The Chinese Government is Trying to Push a Fake Cryptocurrency

Written By Karl Fluri, Posted on April 13, 2021

With the obvious value of projects such as Bitcoin, Ethereum, or Litecoin, many states are now looking to develop a digital currency tied to their central bank. One major player, trailblazing a path of their own, is the People’s Bank of China, who introduced the world to the Digital Yuan (Digital RMB) in early 2020.

The first test of the currency was run in September 2020, when coins totaling $1.5 million USD were handed out by the Chinese government, in a state lottery. The government arbitrarily chose 50,000 residents to receive a “red parcel”, each containing 200 yuan ($30.00 USD). 

At first, the coins could only be used with certain retailers such as local markets, drug stores, and select western corporations, including Walmart. In order to use their winnings, residents had to download a mobile app known as Renminbi (also the name of China’s currency), an app entirely controlled and monitored by the state. Further tests and lotteries were held, with the rollout of the coins extending to Chinese e-commerce platforms.

With most residents lacking access to banking infrastructure worldwide, cash is currently the primary form of payment in China, although payment systems such as AliPay and WeChat are growing fast. The digital yuan will go a long way to bringing many residents into the main Chinese economy, working well with these new digital payment systems, without the state having to build the necessary banking infrastructure.


China is using this new digital push to phase out its physical currency, but the main issue with this is that while cryptocurrencies such as Bitcoin are decentralized, currencies such as the digital yuan are controlled by the central bank; in this case, the Communist Party-controlled People’s Bank of China. 

For China, this move is sure to expand their influence, especially regionally, and will bring other benefits such as more efficient planning, as the state will have the ability to monitor every transaction conducted. 

Many see this as one step on what is a long journey to displace the USD’s status as the global reserve currency since many international organizations have been looking at a replacement due to repeated financial crises in America. China’s economy suffered far less than the US and other western nations from the pandemic, and as the world’s second-largest economy, China’s Renminbi would be an easy contender to replace the USD. Regardless of this outcome, this will certainly help bolster the Renminbi and the Chinese economy.


With the current heavily authoritarian nature of the Chinese state, many are worried that this is simply a push to establish a currency that is entirely within the control of the state.

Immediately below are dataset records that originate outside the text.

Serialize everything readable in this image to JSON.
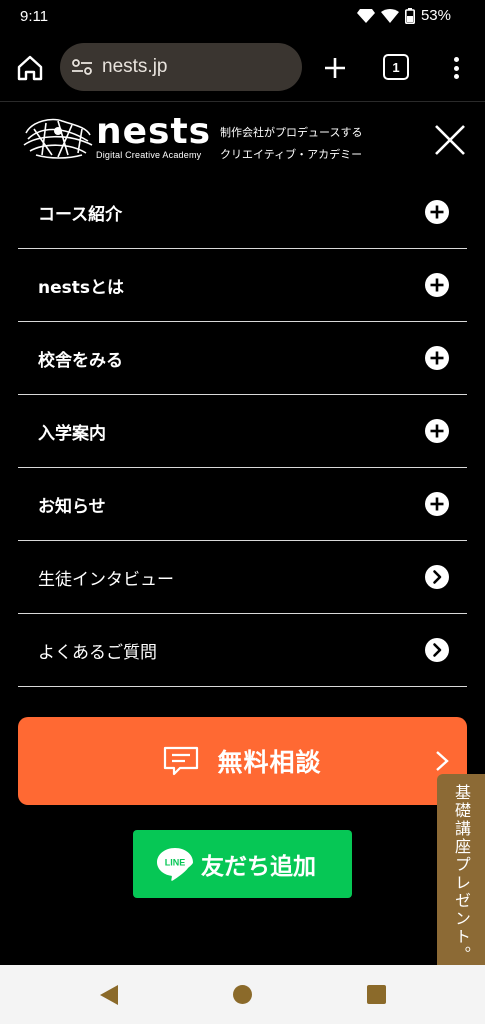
{
  "status_bar": {
    "time": "9:11",
    "battery": "53%",
    "icons": [
      "diamond-notification-icon",
      "wifi-icon",
      "battery-icon"
    ]
  },
  "browser": {
    "url": "nests.jp",
    "tab_count": "1",
    "icons": [
      "home-icon",
      "site-settings-icon",
      "new-tab-icon",
      "more-icon"
    ]
  },
  "header": {
    "logo_name": "nests",
    "logo_subtitle": "Digital Creative Academy",
    "tagline_line1": "制作会社がプロデュースする",
    "tagline_line2": "クリエイティブ・アカデミー"
  },
  "menu": {
    "items": [
      {
        "label": "コース紹介",
        "icon": "plus-circle-icon"
      },
      {
        "label": "nestsとは",
        "icon": "plus-circle-icon"
      },
      {
        "label": "校舎をみる",
        "icon": "plus-circle-icon"
      },
      {
        "label": "入学案内",
        "icon": "plus-circle-icon"
      },
      {
        "label": "お知らせ",
        "icon": "plus-circle-icon"
      },
      {
        "label": "生徒インタビュー",
        "icon": "arrow-circle-icon"
      },
      {
        "label": "よくあるご質問",
        "icon": "arrow-circle-icon"
      }
    ]
  },
  "cta": {
    "consult_label": "無料相談",
    "line_logo_text": "LINE",
    "line_label": "友だち追加"
  },
  "side_tab": {
    "label": "基礎講座プレゼント。"
  },
  "colors": {
    "accent_orange": "#ff6933",
    "line_green": "#06c755",
    "side_tab_brown": "#8c6a35",
    "url_bar": "#3a3530"
  }
}
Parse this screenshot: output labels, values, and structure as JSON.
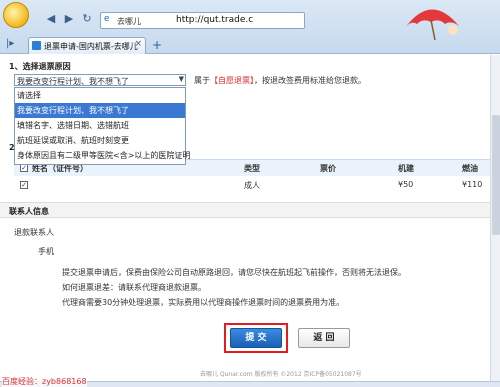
{
  "browser": {
    "address_domain": "去哪儿",
    "address_url": "http://qut.trade.c",
    "tab_title": "退票申请-国内机票-去哪儿",
    "new_tab": "+",
    "close": "×"
  },
  "section1": {
    "title": "1、选择退票原因",
    "selected": "我要改变行程计划、我不想飞了",
    "hint_prefix": "属于",
    "hint_red": "【自愿退票】",
    "hint_suffix": "，按退改签费用标准给您退款。",
    "options": [
      "请选择",
      "我要改变行程计划、我不想飞了",
      "填错名字、选错日期、选错航班",
      "航班延误或取消、航班时刻变更",
      "身体原因且有二级甲等医院<含>以上的医院证明"
    ]
  },
  "section2": {
    "number": "2",
    "headers": [
      "姓名（证件号）",
      "类型",
      "票价",
      "机建",
      "燃油"
    ],
    "row": {
      "type": "成人",
      "price": "",
      "tax": "¥50",
      "fuel": "¥110"
    }
  },
  "contact": {
    "title": "联系人信息",
    "refund_contact": "退款联系人",
    "phone_label": "手机",
    "notes": [
      "提交退票申请后，保费由保险公司自动原路退回，请您尽快在航班起飞前操作，否则将无法退保。",
      "如何退票退差：请联系代理商退款退票。",
      "代理商需要30分钟处理退票，实际费用以代理商操作退票时间的退票费用为准。"
    ]
  },
  "buttons": {
    "submit": "提 交",
    "back": "返 回"
  },
  "footer": "去哪儿 Qunar.com 版权所有 ©2012 京ICP备05021087号",
  "caption": "百度经验：zyb868168"
}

The digital currency of this form is far easier to monitor and control, every transaction can be watched, anyone deemed an “enemy of the state” can simply have their balance reset to 0 or have everything appropriated by the state.

Bank accounts were always subject to this type of state overreach, but at least with physical currency still available one could always stash a few bills for an emergency. China is now looking to eliminate this possibility entirely. This is particularly scary for China’s large Uyghur and Kazakh populations, as they are currently being subjugated to cultural genocide and this push could mean that they will only be easier targets for the state that is committing this atrocity.

(Photo from Red Flag)

(Photo from Red Flag)

In this respect the digital yuan reverses course on the main reasons cryptocurrencies based on blockchain technology have been so successful; being security, anonymity, and statelessness. People love Bitcoin because whether you are an oppressed minority in your nation, or a reporter traveling to a warzone, Bitcoin can follow you anywhere and be transferred into various fiat currencies to be used at your discretion, without the possibility of seizure. 

With all these hurdles and severe pitfalls, it appears as though the digital yuan, although not as volatile as many other cryptocurrencies, comes with far greater risk to one’s wealth; especially as China continues to sanction officials across Europe, Canada, and the United States. 

By contrast, there is a stable coin offered with a direct value to the USD, known as Tether (USDT), it is held at a 1:1 value with the USD just as the digital yuan is with the yuan, yet the USDT comes with all of the traditional benefits that come from the decentralized, and anonymous aspects of cryptocurrency.

While many cryptocurrencies can be a great investment, often seeing very significant returns; especially with the economic uncertainty of late, it appears as though one would be best to avoid the digital yuan altogether. 

Karl Fluri

One response to “The Chinese Government is Trying to Push a Fake Cryptocurrency”

  1. Ivan Pak says:

    What a piece of crap, Karl. Bitcoin has been a heaven for criminals across the world to buy illegal weapons, drugs. I guess everyone forget the Tokyo incident when a bitcoin exchange company claimed their digital wallet was hacked and billions dollars worth bitcoin was "stolen". But later FBI found out it was their own wrong doing to steal the money. Digital currency is nothing by a scam no matter it is USDT or Digital Yuan.